Dans chaque box, un téléviseur couleur était posé sur des équerres fixées au plafond et inclinées vers l'avant pour obtenir depuis le lit un angle de vision optimal. Ces téléviseurs avaient de toute évidence été conçus par vin architecte ou un intendant hospitalier qui n'avait jamais eu affaire à un patient des soins intensifs. Quand avait-on vu pour la dernière fois un de ces macchabées regarder un match, assis dans son lit ? Au lieu d'assister, dans une ultime fulgurance, au film de leur vie, ces patients mouraient lentement en écoutant des publicités pour des voitures américaines, le financement à 2,9 %, les incroyables garanties offertes à l'acheteur...
Werner fixa le moniteur marqué «Lit 1» et bâilla, un bâillement énorme qui lui fit monter les larmes aux yeux. «Café !» cria-t-il à personne en particulier - et, trente secondes plus tard, personne en particulier lui déposa à portée de main un gobelet en polystyrène.
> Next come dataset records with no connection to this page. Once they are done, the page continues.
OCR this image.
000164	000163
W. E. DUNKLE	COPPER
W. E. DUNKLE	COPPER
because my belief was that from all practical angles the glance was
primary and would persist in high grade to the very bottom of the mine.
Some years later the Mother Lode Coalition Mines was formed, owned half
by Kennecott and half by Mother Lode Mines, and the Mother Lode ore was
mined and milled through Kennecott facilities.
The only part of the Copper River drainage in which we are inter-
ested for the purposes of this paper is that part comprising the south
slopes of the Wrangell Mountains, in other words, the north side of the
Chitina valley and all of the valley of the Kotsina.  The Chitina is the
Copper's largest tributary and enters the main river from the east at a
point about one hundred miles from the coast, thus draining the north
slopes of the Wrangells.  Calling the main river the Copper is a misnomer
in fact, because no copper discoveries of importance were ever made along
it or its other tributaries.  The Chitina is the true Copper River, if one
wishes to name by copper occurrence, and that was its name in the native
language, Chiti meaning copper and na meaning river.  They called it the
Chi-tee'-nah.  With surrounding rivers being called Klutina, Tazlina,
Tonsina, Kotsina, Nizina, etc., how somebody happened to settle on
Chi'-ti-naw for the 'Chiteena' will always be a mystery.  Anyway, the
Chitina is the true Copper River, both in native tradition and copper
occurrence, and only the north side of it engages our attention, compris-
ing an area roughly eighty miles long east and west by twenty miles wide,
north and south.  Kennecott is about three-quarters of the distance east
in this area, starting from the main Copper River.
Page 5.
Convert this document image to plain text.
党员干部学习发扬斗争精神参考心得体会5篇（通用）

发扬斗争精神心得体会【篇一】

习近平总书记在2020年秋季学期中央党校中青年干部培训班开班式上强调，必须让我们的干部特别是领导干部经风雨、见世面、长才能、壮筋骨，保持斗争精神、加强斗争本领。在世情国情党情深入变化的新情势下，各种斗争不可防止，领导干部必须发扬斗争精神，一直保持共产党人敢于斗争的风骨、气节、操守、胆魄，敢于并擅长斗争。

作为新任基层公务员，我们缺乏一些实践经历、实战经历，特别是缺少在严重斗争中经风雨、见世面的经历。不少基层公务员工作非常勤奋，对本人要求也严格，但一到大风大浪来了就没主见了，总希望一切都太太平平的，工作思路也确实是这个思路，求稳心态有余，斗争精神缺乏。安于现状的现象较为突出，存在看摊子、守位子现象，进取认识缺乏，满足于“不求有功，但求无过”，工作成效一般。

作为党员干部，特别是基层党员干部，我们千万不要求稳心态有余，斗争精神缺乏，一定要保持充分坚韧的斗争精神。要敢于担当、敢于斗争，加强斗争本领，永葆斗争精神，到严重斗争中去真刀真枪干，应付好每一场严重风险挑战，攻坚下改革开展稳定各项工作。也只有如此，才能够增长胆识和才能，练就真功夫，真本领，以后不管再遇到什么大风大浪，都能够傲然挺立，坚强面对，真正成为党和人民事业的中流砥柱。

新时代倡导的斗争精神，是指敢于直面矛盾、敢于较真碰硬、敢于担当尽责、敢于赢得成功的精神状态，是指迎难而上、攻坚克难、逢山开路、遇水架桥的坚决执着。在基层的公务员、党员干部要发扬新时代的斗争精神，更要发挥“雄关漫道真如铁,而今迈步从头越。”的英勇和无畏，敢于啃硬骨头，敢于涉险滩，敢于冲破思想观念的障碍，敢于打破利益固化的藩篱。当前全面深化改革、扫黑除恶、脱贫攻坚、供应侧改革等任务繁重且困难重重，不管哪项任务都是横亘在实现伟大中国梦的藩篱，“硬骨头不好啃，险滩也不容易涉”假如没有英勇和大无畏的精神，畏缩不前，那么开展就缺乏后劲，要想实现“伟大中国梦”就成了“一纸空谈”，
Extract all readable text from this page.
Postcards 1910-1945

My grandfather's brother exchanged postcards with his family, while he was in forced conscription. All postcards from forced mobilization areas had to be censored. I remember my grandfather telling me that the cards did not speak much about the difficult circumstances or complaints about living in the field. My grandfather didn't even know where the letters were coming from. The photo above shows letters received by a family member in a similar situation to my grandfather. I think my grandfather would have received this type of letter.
Plus que toute autre chose, Werner avait besoin de sommeil. Si le sommeil était une boisson, pensa-t-il, il en sifflerait une bouteille cul sec jusqu'à ce que mort s'ensuive. Si le sommeil était une substance illicite, il risquerait la prison rien que pour dormir huit heures d'affilée dans sa cellule ; si le sommeil était une femme, Werner coucherait avec elle - mais il serait trop fatigué pour la satisfaire.
Après vingt-quatre heures aux soins intensifs, une petite partie de son cerveau, peut-être juste une glande, ne faisait plus qu'implorer un peu de sommeil. A sa sortie de l'École de médecine, tout ce qu'il attendait de la vie, c'était douze heures de sommeil. Un sommeil lourd, ininterrompu, vide. Étudiant, il pensait avoir compris l'Ode au rossignol de John Keats. Devenu interne, il s'aperçut que ce poème parlait d'un médecin accablé de fatigue.